We all know where we were ten years ago today when the planes hit the towers. In my case, I was at Denver International Airport, standing at my gate and waiting to fly to San Francisco on a 7:15 a.m. flight – 9:15 in the east. I would learn more after I had boarded the flight, as all of us tried frantically to get information on cell phones that seem primitive now, frustrated that already it was impossible to reach anyone in Manhattan. It was my wife, home in Vermont, who kept me informed as best she could. Years earlier, she had worked on the 104th floor of Two World Trade. She knew that building well.
Among my memories? The cerulean blue sky over Denver that afternoon, where I would be stranded for a week. I wandered around aimlessly, staring up into the heavens that were oddly silent. There were, after all, absolutely no passenger jets in the skies by then.
Everyone has a story like that. The most poignant and powerful, of course, are those shared by people who lost family and friends on the four planes or in the mountains of rubble.
Likewise, we all sense how much the world has been transformed. In my own small, insular corner, the most noteworthy changes involve reading: The way the eBook and the digital newspaper are saving a lot of trees and wrecking a lot of attention spans.
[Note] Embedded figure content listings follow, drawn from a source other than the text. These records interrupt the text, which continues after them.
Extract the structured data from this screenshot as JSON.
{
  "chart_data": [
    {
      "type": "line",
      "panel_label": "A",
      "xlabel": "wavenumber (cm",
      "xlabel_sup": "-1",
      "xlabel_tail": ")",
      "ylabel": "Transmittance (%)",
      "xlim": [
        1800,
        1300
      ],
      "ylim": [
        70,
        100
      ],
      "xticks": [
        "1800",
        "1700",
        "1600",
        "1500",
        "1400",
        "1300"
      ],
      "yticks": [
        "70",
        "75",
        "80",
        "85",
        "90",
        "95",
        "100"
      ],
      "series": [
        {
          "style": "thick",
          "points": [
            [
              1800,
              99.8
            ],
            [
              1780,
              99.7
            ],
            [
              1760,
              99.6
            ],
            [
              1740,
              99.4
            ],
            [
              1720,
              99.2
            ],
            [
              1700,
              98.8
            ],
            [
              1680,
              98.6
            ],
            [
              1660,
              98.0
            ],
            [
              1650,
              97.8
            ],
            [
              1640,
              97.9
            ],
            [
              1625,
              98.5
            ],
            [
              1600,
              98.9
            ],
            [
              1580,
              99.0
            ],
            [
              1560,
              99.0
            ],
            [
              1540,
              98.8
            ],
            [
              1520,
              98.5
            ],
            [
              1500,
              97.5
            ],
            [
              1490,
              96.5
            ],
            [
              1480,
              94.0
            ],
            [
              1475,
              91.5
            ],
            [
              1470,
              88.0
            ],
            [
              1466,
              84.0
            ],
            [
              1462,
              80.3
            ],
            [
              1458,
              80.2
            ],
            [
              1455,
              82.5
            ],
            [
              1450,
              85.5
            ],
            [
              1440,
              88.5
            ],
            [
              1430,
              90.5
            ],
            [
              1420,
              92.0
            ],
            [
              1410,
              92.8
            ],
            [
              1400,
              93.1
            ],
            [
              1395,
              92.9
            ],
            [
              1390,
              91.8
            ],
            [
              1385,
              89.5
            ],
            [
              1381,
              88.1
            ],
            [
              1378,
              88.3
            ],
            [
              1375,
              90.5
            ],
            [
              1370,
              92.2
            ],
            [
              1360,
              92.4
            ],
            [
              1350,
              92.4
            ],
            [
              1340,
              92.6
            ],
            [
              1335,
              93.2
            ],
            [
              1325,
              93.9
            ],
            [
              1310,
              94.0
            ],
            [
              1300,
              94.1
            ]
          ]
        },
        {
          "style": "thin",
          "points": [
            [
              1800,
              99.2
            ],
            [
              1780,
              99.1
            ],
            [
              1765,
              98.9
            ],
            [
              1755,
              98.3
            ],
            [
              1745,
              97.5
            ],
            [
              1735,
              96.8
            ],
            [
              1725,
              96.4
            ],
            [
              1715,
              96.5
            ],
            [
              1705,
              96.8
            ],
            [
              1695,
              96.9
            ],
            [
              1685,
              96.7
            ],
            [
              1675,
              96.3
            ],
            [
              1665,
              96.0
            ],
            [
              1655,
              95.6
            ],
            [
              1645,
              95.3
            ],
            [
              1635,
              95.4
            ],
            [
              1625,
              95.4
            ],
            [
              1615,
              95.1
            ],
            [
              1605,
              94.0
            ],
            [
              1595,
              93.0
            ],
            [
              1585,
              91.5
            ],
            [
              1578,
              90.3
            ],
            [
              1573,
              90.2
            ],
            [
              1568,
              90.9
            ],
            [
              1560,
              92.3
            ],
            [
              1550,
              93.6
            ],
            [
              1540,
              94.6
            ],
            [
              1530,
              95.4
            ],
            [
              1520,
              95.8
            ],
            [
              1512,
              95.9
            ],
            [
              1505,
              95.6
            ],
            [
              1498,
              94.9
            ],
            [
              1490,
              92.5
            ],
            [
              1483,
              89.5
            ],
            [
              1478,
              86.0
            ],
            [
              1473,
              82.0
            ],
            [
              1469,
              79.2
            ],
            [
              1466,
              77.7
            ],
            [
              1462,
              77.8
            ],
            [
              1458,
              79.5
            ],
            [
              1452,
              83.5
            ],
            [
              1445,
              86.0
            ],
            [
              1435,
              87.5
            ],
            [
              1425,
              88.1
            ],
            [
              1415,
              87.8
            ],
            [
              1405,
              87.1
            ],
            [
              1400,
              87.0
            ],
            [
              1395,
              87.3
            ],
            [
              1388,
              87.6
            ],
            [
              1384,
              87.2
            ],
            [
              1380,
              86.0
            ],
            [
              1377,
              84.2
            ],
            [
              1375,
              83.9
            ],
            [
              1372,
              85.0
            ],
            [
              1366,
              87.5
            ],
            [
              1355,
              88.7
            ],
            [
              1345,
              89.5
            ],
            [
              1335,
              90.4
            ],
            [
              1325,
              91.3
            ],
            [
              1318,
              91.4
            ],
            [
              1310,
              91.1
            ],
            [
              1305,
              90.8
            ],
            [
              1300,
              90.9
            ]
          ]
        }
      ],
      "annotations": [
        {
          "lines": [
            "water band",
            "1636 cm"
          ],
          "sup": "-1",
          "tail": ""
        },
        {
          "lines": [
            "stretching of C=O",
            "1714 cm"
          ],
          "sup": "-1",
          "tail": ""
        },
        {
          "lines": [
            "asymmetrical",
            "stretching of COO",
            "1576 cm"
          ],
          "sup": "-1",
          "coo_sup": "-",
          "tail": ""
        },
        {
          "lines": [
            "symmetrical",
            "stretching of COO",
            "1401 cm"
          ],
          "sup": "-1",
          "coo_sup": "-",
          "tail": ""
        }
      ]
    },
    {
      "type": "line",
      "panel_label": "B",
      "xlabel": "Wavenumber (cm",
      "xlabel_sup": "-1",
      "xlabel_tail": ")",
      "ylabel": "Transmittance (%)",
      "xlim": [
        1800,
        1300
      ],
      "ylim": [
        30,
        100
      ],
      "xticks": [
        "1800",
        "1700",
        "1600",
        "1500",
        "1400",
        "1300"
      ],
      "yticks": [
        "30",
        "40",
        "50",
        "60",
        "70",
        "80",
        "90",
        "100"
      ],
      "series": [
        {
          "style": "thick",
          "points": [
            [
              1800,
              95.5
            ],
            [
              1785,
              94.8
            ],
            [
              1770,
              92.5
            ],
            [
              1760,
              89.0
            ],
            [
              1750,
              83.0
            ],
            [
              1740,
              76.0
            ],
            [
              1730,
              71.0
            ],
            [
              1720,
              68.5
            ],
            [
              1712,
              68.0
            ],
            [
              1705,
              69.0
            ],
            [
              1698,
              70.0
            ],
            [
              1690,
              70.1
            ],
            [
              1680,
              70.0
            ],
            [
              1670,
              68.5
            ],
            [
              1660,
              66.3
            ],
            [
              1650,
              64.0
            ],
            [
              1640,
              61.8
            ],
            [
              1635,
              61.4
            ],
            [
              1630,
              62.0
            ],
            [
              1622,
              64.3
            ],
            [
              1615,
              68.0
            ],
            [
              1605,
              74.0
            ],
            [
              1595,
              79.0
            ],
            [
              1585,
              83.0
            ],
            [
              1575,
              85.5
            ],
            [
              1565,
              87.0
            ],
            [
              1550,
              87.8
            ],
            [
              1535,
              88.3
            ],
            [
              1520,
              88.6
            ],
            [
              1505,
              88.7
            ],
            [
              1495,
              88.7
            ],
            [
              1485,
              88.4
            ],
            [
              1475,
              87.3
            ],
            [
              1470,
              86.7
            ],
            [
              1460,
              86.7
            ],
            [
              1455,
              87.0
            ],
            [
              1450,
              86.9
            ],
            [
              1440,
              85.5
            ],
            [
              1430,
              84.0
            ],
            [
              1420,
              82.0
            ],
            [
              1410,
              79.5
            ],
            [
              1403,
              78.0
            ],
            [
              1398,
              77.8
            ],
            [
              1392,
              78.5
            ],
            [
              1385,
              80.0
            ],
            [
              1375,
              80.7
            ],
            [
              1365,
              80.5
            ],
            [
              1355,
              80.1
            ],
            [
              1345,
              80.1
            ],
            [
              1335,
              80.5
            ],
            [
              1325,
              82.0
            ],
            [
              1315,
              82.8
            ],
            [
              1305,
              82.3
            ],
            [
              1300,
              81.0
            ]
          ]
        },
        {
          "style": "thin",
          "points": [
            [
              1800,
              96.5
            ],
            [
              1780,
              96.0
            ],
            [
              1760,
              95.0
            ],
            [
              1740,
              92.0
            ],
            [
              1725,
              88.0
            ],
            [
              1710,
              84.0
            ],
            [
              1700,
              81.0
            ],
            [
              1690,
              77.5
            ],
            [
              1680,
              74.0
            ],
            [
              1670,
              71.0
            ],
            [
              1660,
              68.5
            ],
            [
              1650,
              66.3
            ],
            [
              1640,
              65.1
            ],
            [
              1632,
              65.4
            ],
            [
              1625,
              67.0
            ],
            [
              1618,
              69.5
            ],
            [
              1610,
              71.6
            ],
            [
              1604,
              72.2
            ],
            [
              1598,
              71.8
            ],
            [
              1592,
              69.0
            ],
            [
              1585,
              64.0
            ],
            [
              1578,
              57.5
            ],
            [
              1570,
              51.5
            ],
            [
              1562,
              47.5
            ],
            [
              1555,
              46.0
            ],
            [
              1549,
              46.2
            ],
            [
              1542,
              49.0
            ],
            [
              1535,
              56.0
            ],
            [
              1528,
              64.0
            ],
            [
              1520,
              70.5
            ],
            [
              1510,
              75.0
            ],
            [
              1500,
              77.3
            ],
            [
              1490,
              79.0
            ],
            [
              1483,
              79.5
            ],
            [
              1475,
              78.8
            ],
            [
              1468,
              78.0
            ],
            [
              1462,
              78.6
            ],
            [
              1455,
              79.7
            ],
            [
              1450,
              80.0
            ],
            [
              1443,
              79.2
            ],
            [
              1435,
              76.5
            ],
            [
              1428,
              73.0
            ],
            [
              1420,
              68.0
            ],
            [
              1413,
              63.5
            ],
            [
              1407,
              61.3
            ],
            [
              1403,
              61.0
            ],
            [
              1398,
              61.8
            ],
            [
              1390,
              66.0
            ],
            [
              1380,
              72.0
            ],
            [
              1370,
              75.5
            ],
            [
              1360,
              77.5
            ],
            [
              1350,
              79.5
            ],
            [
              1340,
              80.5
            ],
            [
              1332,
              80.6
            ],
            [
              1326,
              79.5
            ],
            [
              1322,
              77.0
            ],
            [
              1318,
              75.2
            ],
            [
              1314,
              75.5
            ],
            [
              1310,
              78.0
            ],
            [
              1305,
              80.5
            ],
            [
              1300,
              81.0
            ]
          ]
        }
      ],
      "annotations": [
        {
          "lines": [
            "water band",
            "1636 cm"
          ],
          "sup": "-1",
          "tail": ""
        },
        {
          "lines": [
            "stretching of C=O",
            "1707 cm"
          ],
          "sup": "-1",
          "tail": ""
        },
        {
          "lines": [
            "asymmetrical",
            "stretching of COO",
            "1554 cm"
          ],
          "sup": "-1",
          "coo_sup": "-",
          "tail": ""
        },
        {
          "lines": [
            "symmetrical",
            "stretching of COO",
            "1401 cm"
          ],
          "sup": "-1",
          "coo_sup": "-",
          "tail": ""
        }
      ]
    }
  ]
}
That sounds glib and I understand well that the digital genie is out of the bottle. The fact is that while I am still likely to read the print version of this paper, thanks to the digital age I read more of “the New York Times” than I did in the 1990s. And while I still prefer the paper book to the eBook, my wife reads novels both the old-fashioned way and on an eReader – and quite happily.
My point is simply this: Years from now when historians examine the first decade of the twenty-first century, my sense is that the way our brains assimilate and digest information in the digital age will be as noteworthy as a decade in Afghanistan, the war on Al-Qaeda, or the Red Sox ending their long World Series drought and winning the big prize twice.
September 11, 2001, however, the awful day itself, will always be at the core of our thinking. Make no mistake: 9/11 was a wrenching game-changer. People died. And they died horribly.
And then there are the American soldiers and members of the National Guard who have since given their lives nobly in Iraq and Afghanistan – and the many thousands more who have been crippled or traumatized or scarred. There are the New York City firefighters and rescue workers whose heroism has left them chronically ill. They have all served selflessly and we should be proud.
Which brings me back to memory. The two words, “Never forget,” are associated with 9/11. On some occasions, they have been the basis for the sort of xenophobia that makes for an offensive t-shirt or – far worse – this year’s demeaning Congressional hearings on the “radicalization” of Muslims. But most of the time, the two words have anchored deeply affecting tributes. I have always found it interesting how the sit-com, “Friends,” approached 9/11. The series was set in the West Village, at the corner of Bedford and Grove Streets. The fictional characters could have seen the towers pancake into the earth; they would have been draped in the tsunami of dust that followed. But the producers chose not to mention the attack in the episodes that aired in 2001 and 2002. (They even deleted a scene in which Chandler Bing jokes about blowing up a plane as he passes through airport security.) But there is one episode in which Joey Tribbiani wears a t-shirt with the Fire Department of New York logo and the name of a firefighter who died that day at Ground Zero. I find the understatement of that gesture moving.
Where will we be ten years from today? (Please, not Afghanistan.) Your guess is as good as mine. But I assure you: None of us will have forgotten where we were on 9/11.